Application du principe d’égalité en matière d’expropriation

Application du principe d’égalité en matière d’expropriation

Le Conseil constitutionnel a été saisi d’une question prioritaire de constitutionnalité relative à l’article L. 323-3 du code de l’expropriation pour cause d’utilité publique.

On rappellera que, en application de l’article L. 220-1 du Code de l’expropriation pour cause d’utilité publique, le transfert de propriété des immeubles faisant l’objet d’une procédure d’expropriation est opéré soit par cession amiable, soit par ordonnance du juge de l’expropriation.

Selon l’article L. 321-1 du même code, l’expropriant est tenu d’allouer des indemnités couvrant l’intégralité des préjudices causés par l’expropriation aux titulaires de ces droits.
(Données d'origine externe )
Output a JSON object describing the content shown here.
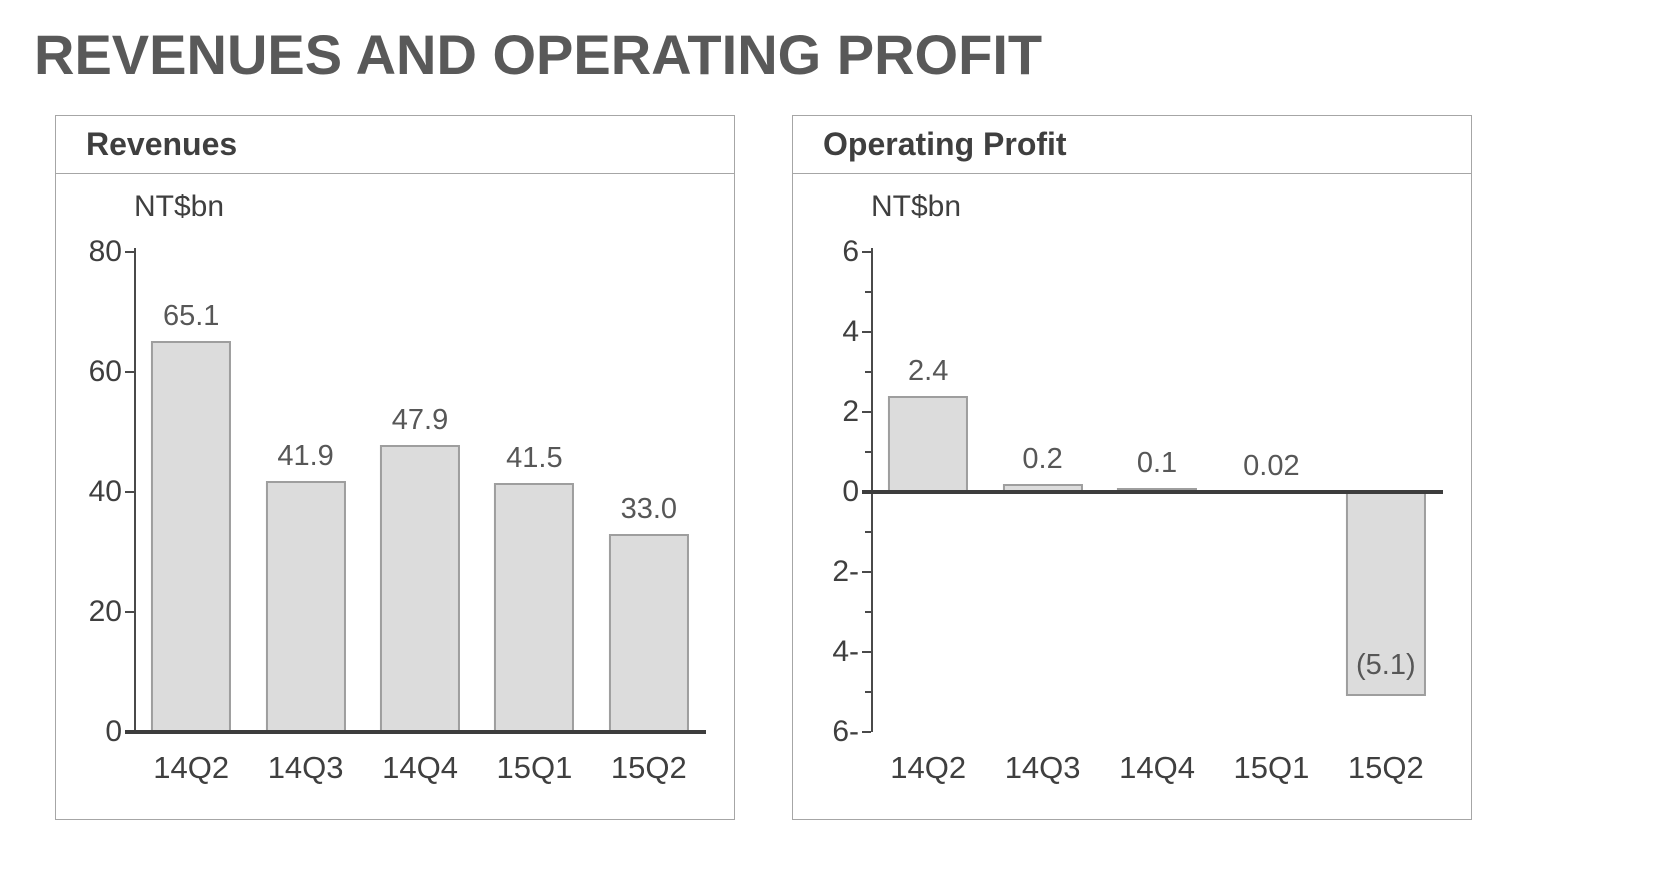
{
  "page_title": "REVENUES AND OPERATING PROFIT",
  "colors": {
    "background": "#ffffff",
    "title_text": "#595959",
    "heading_text": "#3f3f3f",
    "axis_text": "#3f3f3f",
    "value_label_text": "#575757",
    "bar_fill": "#dcdcdc",
    "bar_border": "#9e9e9e",
    "axis_line": "#4a4a4a",
    "zero_line": "#3d3d3d",
    "panel_border": "#a6a6a6"
  },
  "chart_data": [
    {
      "type": "bar",
      "title": "Revenues",
      "unit": "NT$bn",
      "categories": [
        "14Q2",
        "14Q3",
        "14Q4",
        "15Q1",
        "15Q2"
      ],
      "values": [
        65.1,
        41.9,
        47.9,
        41.5,
        33.0
      ],
      "value_labels": [
        "65.1",
        "41.9",
        "47.9",
        "41.5",
        "33.0"
      ],
      "ylim": [
        0,
        80
      ],
      "ytick_values": [
        80,
        60,
        40,
        20,
        0
      ],
      "ytick_labels": [
        "80",
        "60",
        "40",
        "20",
        "0"
      ],
      "ytick_minor_values": [],
      "grid": false,
      "legend": false
    },
    {
      "type": "bar",
      "title": "Operating Profit",
      "unit": "NT$bn",
      "categories": [
        "14Q2",
        "14Q3",
        "14Q4",
        "15Q1",
        "15Q2"
      ],
      "values": [
        2.4,
        0.2,
        0.1,
        0.02,
        -5.1
      ],
      "value_labels": [
        "2.4",
        "0.2",
        "0.1",
        "0.02",
        "(5.1)"
      ],
      "ylim": [
        -6,
        6
      ],
      "ytick_values": [
        6,
        4,
        2,
        0,
        -2,
        -4,
        -6
      ],
      "ytick_labels": [
        "6",
        "4",
        "2",
        "0",
        "2-",
        "4-",
        "6-"
      ],
      "ytick_minor_values": [
        5,
        3,
        1,
        -1,
        -3,
        -5
      ],
      "grid": false,
      "legend": false
    }
  ]
}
A défaut d’accord sur le montant de ces indemnités, celles-ci sont fixées par le juge de l’expropriation.

Les dispositions contestées prévoient quant à elles que, devant le juge de l’expropriation saisi de l’indemnisation et sous réserve que l’ordonnance d’expropriation soit intervenue, les locataires d’un bien faisant l’objet d’une procédure d’expropriation peuvent obtenir le paiement d’un acompte représentant, en principe, la moitié du montant de l’indemnité proposée par l’expropriant.

Ces dispositions excluent de la possibilité de percevoir un acompte sur l’indemnité les locataires d’un bien dont le transfert de propriété a été opéré par cession amiable.

Le Conseil constitutionnel déclare ces dispositions contraires au principe d’égalité énoncé à l’article 6 de la Déclaration des droits de l’homme et du citoyen de 1789, selon lequel la loi « doit être la même pour tous, soit qu’elle protège, soit qu’elle punisse ».

Le principe d’égalité ne s’oppose ni à ce que le législateur règle de façon différente des situations différentes, ni à ce qu’il déroge à l’égalité pour des raisons d’intérêt général, pourvu que, dans l’un et l’autre cas, la différence de traitement qui en résulte soit en rapport direct avec l’objet de la loi qui l’établit.

Selon le Conseil constitutionnel, les dispositions de l’article 323-3 du code de l’expropriation instituent une différence de traitement entre les locataires d’un bien exproprié selon que le transfert de propriété du bien qu’ils louent a été opéré par une ordonnance d’expropriation ou par une cession amiable.

En permettant au locataire d’un bien exproprié d’obtenir le paiement d’un acompte sur l’indemnité qui lui est due, le législateur a entendu faciliter sa réinstallation.

Or, que le transfert de propriété du bien loué procède d’une ordonnance d’expropriation ou d’une cession amiable consentie après déclaration d’utilité publique ou dont le juge a donné acte, les conséquences sur les droits du locataire sur ce bien ainsi que sur son droit à indemnisation sont identiques.

Dès lors, la circonstance que le transfert de propriété du bien loué soit opéré par une ordonnance d’expropriation ou par une cession amiable ne rend pas compte, au regard de l’objet de la loi, d’une différence de situation entre les locataires.

La différence de traitement n’est pas non plus justifiée par un motif d’intérêt général.

Par conséquent, les dispositions contestées méconnaissent le principe d’égalité devant la loi et elles doivent être déclarées contraires à la Constitution (Décision n° 2021-897 QPC du 16 avril 2021).